Er zijn commissies en werkgroepen ingesteld, deels parallel aan de bestaande ministeries. De plenums proberen zo veel mogelijk de regering te controleren en beslissingen aan te vechten of terug te draaien.
De plenums hebben geen leiders, maar wel roulerende voorzitters om de discussie te structureren. Beslissingen worden bij meerderheid genomen. Arbeiders vormen de kern, maar zij trekken ook studenten, werklozen en gepensioneerden aan. In andere delen van voormalig Joegoslavië volgen mensen de gebeurtenissen.
Er wordt al gesproken over een Balkan-lente. De socialistische organisatie Radnicka Borba uit Kroatië noemt het plenum van Tuzla de belangrijkste politieke gebeurtenis in decennia en een blijvend voorbeeld voor de gehele regio.
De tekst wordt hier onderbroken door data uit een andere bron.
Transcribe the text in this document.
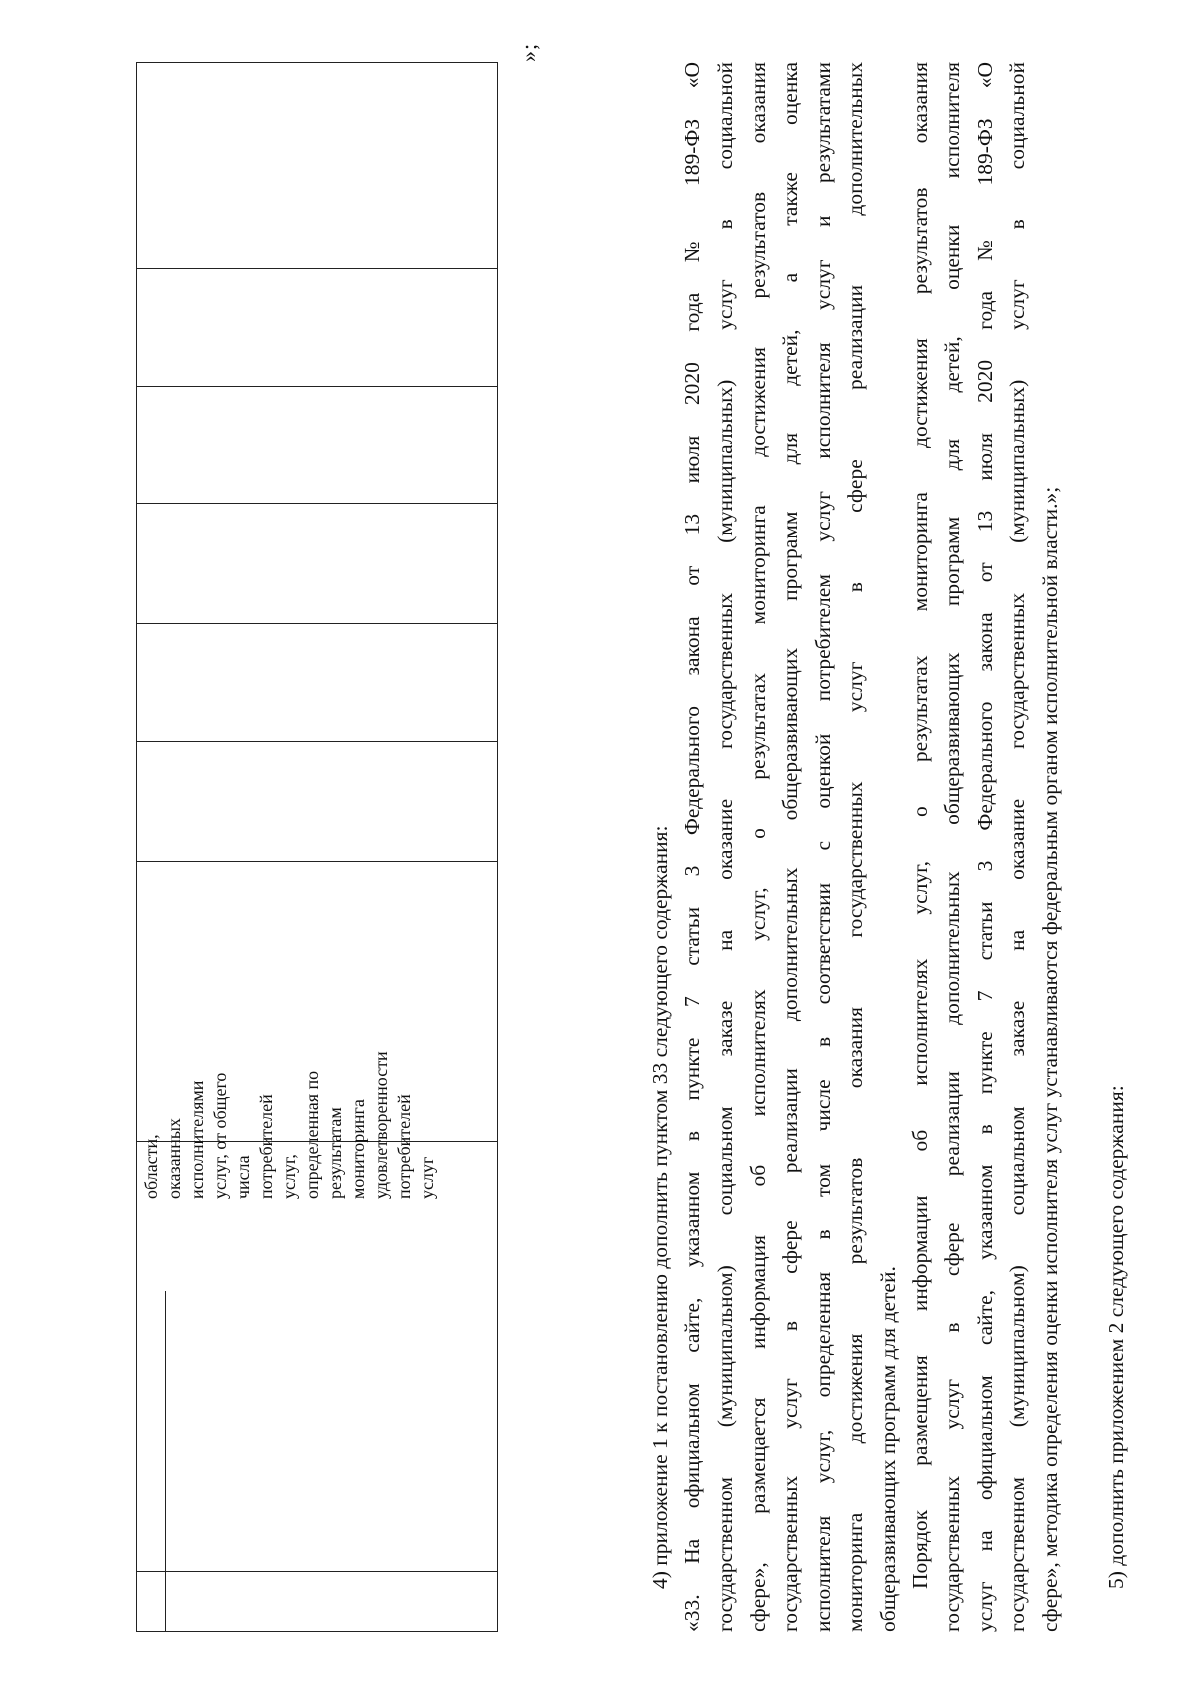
области, оказанных исполнителями услуг, от общего числа потребителей услуг, определенная по результатам мониторинга удовлетворенности потребителей услуг
»;
4) приложение 1 к постановлению дополнить пунктом 33 следующего содержания: «33. На официальном сайте, указанном в пункте 7 статьи 3 Федерального закона от 13 июля 2020 года № 189-ФЗ «О государственном (муниципальном) социальном заказе на оказание государственных (муниципальных) услуг в социальной сфере», размещается информация об исполнителях услуг, о результатах мониторинга достижения результатов оказания государственных услуг в сфере реализации дополнительных общеразвивающих программ для детей, а также оценка исполнителя услуг, определенная в том числе в соответствии с оценкой потребителем услуг исполнителя услуг и результатами мониторинга достижения результатов оказания государственных услуг в сфере реализации дополнительных общеразвивающих программ для детей. Порядок размещения информации об исполнителях услуг, о результатах мониторинга достижения результатов оказания государственных услуг в сфере реализации дополнительных общеразвивающих программ для детей, оценки исполнителя услуг на официальном сайте, указанном в пункте 7 статьи 3 Федерального закона от 13 июля 2020 года № 189-ФЗ «О государственном (муниципальном) социальном заказе на оказание государственных (муниципальных) услуг в социальной сфере», методика определения оценки исполнителя услуг устанавливаются федеральным органом исполнительной власти.»; 5) дополнить приложением 2 следующего содержания:
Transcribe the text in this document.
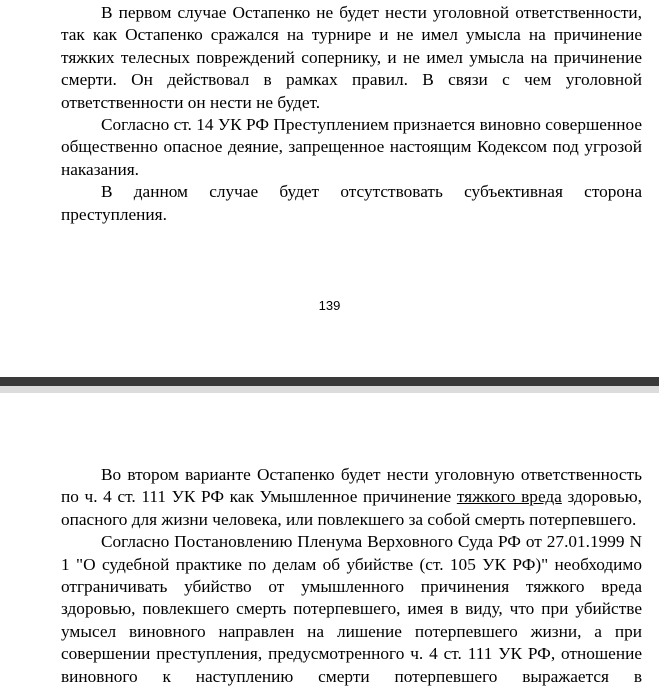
В первом случае Остапенко не будет нести уголовной ответственности,
так как Остапенко сражался на турнире и не имел умысла на причинение
тяжких телесных повреждений сопернику, и не имел умысла на причинение
смерти. Он действовал в рамках правил. В связи с чем уголовной
ответственности он нести не будет.

Согласно ст. 14 УК РФ Преступлением признается виновно совершенное
общественно опасное деяние, запрещенное настоящим Кодексом под угрозой
наказания.

В данном случае будет отсутствовать субъективная сторона
преступления.

139

Во втором варианте Остапенко будет нести уголовную ответственность
по ч. 4 ст. 111 УК РФ как Умышленное причинение тяжкого вреда здоровью,
опасного для жизни человека, или повлекшего за собой смерть потерпевшего.

Согласно Постановлению Пленума Верховного Суда РФ от 27.01.1999 N
1 "О судебной практике по делам об убийстве (ст. 105 УК РФ)" необходимо
отграничивать убийство от умышленного причинения тяжкого вреда
здоровью, повлекшего смерть потерпевшего, имея в виду, что при убийстве
умысел виновного направлен на лишение потерпевшего жизни, а при
совершении преступления, предусмотренного ч. 4 ст. 111 УК РФ, отношение
виновного к наступлению смерти потерпевшего выражается в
Het belang ervan ligt erin dat in de plenums de arbeidersklasse de kern vormt, dat het openstaat voor de brede massa van de bevolking en dat het als politieke kracht de belangen van de hele stad probeert te vertegenwoordigen. En natuurlijk dat het onafhankelijk is van de bestaande corrupte machten. Het is een nieuwe politieke instelling.
Sommige deelnemers bezochten andere plenums en kwamen met hun verslagen weer terug. Zo begonnen de plenums met elkaar te overleggen en gingen zij eisen stellen op federaal niveau, zoals de verandering van wetgeving en het stopzetten van subsidies aan politieke partijen en organisaties.
Zo werd op 15 maart een lijst met tien gemeenschappelijke eisen, die al waren aangenomen door de plenums van Zenica, Mostar en Bugojno, gepubliceerd op de website van het plenum van Sarajevo en besproken in het plenum van Tuzla. Op 9 april werden negen van die tien gemeenschappelijke eisen aangenomen – één eis werd door de meerderheid verworpen.
Sinds februari zijn er plenums in Tuzla, Sarajevo, Zenica, Mostar, Travnik, Brcko, Gorazde, Konjic, Cazin, Donji Vakuf, Fojnica, Orasje en Bugojno. Hier en daar hebben ze tastbare resultaten bereikt. In Tuzla zijn sommige bonussen en privileges van politici afgeschaft.
Maar het zal lastig zijn om een zekere continuïteit en vastigheid aan de structuur en de macht van de plenums te geven. Daarvoor is een bewuste antikapitalistische strategie en organisatie nodig met een duidelijk perspectief.
*Foto : Bijeenkomst van het plenum van Sarajevo, 24 februari.